A trivial solution in the context of differential equations refers to a solution that applies either universally or under particular conditions but doesn't depict any dynamic or meaningful change. This usually means that the solution is the zero solution.

In the exercise, the task is to prove that the only solution possible under the given conditions is the trivial solution \( X(x) = 0 \) if \( \sigma eq 0 \). This means the system described by the differential equation doesn't deviate from zero, and thus exhibits no motion or change. This might seem unexciting at first, but it is a vital aspect as it suggests stability or possibly decaying oscillations in real-world terms.

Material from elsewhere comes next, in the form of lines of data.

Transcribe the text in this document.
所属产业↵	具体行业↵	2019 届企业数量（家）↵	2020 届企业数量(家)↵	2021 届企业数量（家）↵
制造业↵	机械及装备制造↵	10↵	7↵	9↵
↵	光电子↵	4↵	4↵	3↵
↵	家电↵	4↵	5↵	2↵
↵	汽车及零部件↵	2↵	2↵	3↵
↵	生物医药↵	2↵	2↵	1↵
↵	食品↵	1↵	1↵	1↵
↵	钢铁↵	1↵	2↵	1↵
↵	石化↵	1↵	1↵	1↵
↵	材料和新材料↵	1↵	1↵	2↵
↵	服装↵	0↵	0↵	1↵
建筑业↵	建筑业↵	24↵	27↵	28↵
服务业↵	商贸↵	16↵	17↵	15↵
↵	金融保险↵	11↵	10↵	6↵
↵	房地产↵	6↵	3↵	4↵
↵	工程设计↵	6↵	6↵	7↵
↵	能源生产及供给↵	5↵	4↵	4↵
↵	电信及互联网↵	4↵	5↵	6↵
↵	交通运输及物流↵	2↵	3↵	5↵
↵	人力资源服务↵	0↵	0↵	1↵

Determining when only the trivial solution exists often involves analyzing the boundary or initial conditions, as well as the parameters embedded in the differential equation. Such solutions tell us something about the constraints of the system being studied, influencing how real-world systems can be controlled or understood.

Boundary Conditions

Boundary conditions in differential equations specify the values that a solution must satisfy at the edges or boundaries of the domain in which the solution is valid. These conditions help determine the specific solution to a differential equation from a family of potential solutions.

In the given problem, the boundary conditions are \( X'(0) = 0 \) and \( X'(L) = 0 \). These conditions require the derivative of the function \( X \) to be zero at both ends of the interval \( [0, L] \).

Boundary conditions severely limit the solutions of a differential equation and can often lead to the conclusion that only the trivial solution exists, especially when the system in question doesn't allow for non-zero solutions to match the given constraints. This is because satisfying such conditions may only be possible if the solution function is entirely undistorted by the dynamics represented in the differential equation.

• Dirichlet Boundary Conditions: Specified values of the function at the boundaries.
• Neumann Boundary Conditions: Specified values of the first derivative at the boundaries.

These conditions are crucial because they integrate practical constraints into the solving process, guiding us to realistic solutions that can meaningfully describe physical phenomena.